Lors du génocide perpétré à l’encontre des Tutsis au Rwanda, en 1994, Félicien Kabuga, un homme d’affaires millionnaire impliqué dans la création de la tristement célèbre Radio Télévision Libre des Mille Collines, est accusé d’avoir procuré une aide financière et logistique qui aurait permis à divers groupes politiques et milices de perpétrer le génocide. Il était le fugitif le plus haut placé recherché par le TPIR, et a pu échapper à une arrestation pendant plus de 23 ans.
« Son arrestation signifie pour les victimes du génocide qu’elles peuvent enfin espérer que Monsieur Kabuga affrontera la justice pour les crimes dont il est accusé. Dans la mesure où les victimes ont attendu ce procès pendant plus de deux décennies, il est essentiel qu’il soit traduit rapidement en justice et que les droits des victimes soient respectés. Les biens de Monsieur Kabuga qui ont été saisis devront être utilisés pour les réparations », a déclaré Patrick Baudouin, Président d’honneur de la FIDH.
Pourquoi et quand il est arrivé en France n’est pas encore clair. Selon les autorités françaises, il aurait vécu sous une fausse identité dans ce qui a été décrit comme une entreprise sophistiquée visant à maintenir sa clandestinité, incluant l’aide de ses enfants. Il a fui le Rwanda en juin 1994 pour demander l’asile en Suisse, d’où il a été expulsé la même année, et a ensuite vécu plusieurs années en clandestinité à Nairobi, au Kenya. Alors que sa présence au Kenya était connue de tous, amenant à de multiples tentatives pour l’arrêter, il a utilisé sa fortune pour se protéger d’une éventuelle arrestation, et ce malgré la récompense de 5 millions de dollars émise par le département américain des affaires étrangères en échange de son arrestation. Il aurait également séjourné en Allemagne, en Belgique et en République démocratique du Congo pendant sa fuite.
Plusieurs services de police nationaux et internationaux ont été impliqués dans son arrestation le 16 mai, soulignant ainsi l’importance de la coopération et collaboration interétatique pour arrêter de tels fugitifs et les traduire en justice.
« L’arrestation de Félicien Kabuga démontre la capacité de la justice à rattraper les fugitifs visés par la justice internationale, même de longues années après les faits. Cela pose aussi de nombreuses questions sur les raisons qui ont rendu possible sa fuite pendant plus de deux décennies, et son installation en France où il a résidé sans être inquiété. Nous appelons les autorités françaises à ouvrir une enquête pour que des réponses puissent être apportées », a déclaré Michel Tubiana, Président d’honneur de la LDH.
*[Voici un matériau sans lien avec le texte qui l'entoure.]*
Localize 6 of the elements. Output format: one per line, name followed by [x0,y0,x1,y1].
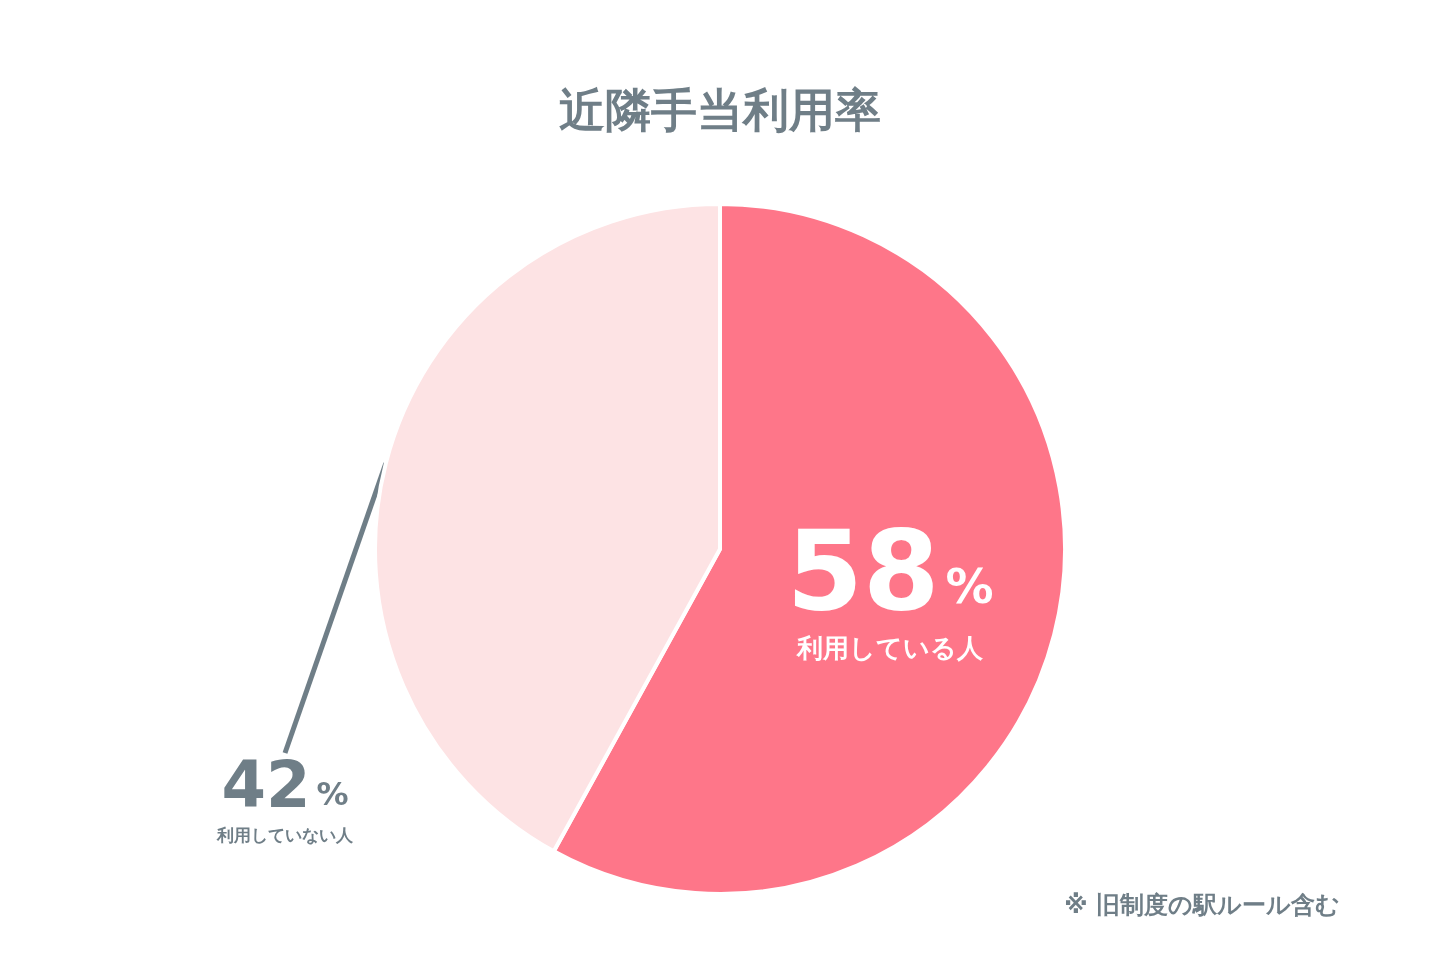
data-label: 58% [786,506,994,635]
data-label: 42% [221,748,349,822]
chart-title: 近隣手当利用率 [559,83,881,137]
slice-label: 利用していない人 [216,825,354,845]
text: ※ 旧制度の駅ルール含む [1064,891,1340,919]
slice-label: 利用している人 [795,632,984,663]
Monsieur Kabuga étant l’un des principaux fugitifs recherchés par le TPIR, les autorités françaises vont sûrement procéder à son transfert vers le Mécanisme résiduel des Nations Unies appelé à exercer les fonctions résiduelles pour les Tribunaux pénaux internationaux (MIFRTP), établi pour poursuivre notamment le mandat du TPIR, qui a fermé ses portes en 2015. Le Mécanisme a déclaré entendre juger Monsieur Kabuga à la Haye. Si, au cours de précédentes affaires, le gouvernement rwandais avait demandé la remise d’accusés devant le TPIR et le MIFRTP pour qu’ils soient jugés au Rwanda, aucune demande similaire n’a pour l’instant été formulée s’agissant de Monsieur Kabuga. Les autorités rwandaises ont pour le moment, déclaré qu’elles coopéreraient avec le Mécanisme pour s’assurer que justice soit rendue.
Contexte
En réponse au génocide de 1994 commis contre les Tutsis au Rwanda, la communauté internationale a créé le Tribunal pénal international pour le Rwanda, pour poursuivre et juger les plus hauts responsables de crime de génocide, crimes contre l’humanité et crimes de guerre commis en 1994 au Rwanda. Le TPIR a fermé ses portes en 2015 après avoir traduit 80 accusés en justice. Il a été remplacé par le Mécanisme résiduel des Nations Unies appelé à exercer les fonctions résiduelles pour les Tribunaux pénaux internationaux (MIFRTP).
En parallèle des procès menés devant le TPIR, des centaines de milliers de personnes accusées d’avoir participé au génocide ont été jugées devant les juridictions gacaca au Rwanda. De nombreux accusés ayant fui le Rwanda ont également été poursuivis devant des juridictions européennes ainsi qu’au Canada, en vertu de la compétence extraterritoriale. La FIDH et la LDH ont activement soutenu et participé aux procédures engagées devant les juridictions françaises qui ont, jusqu’à présent, abouti à la condamnation de trois accusés. Vingt-neuf affaires sont encore au stade de l’instruction en France.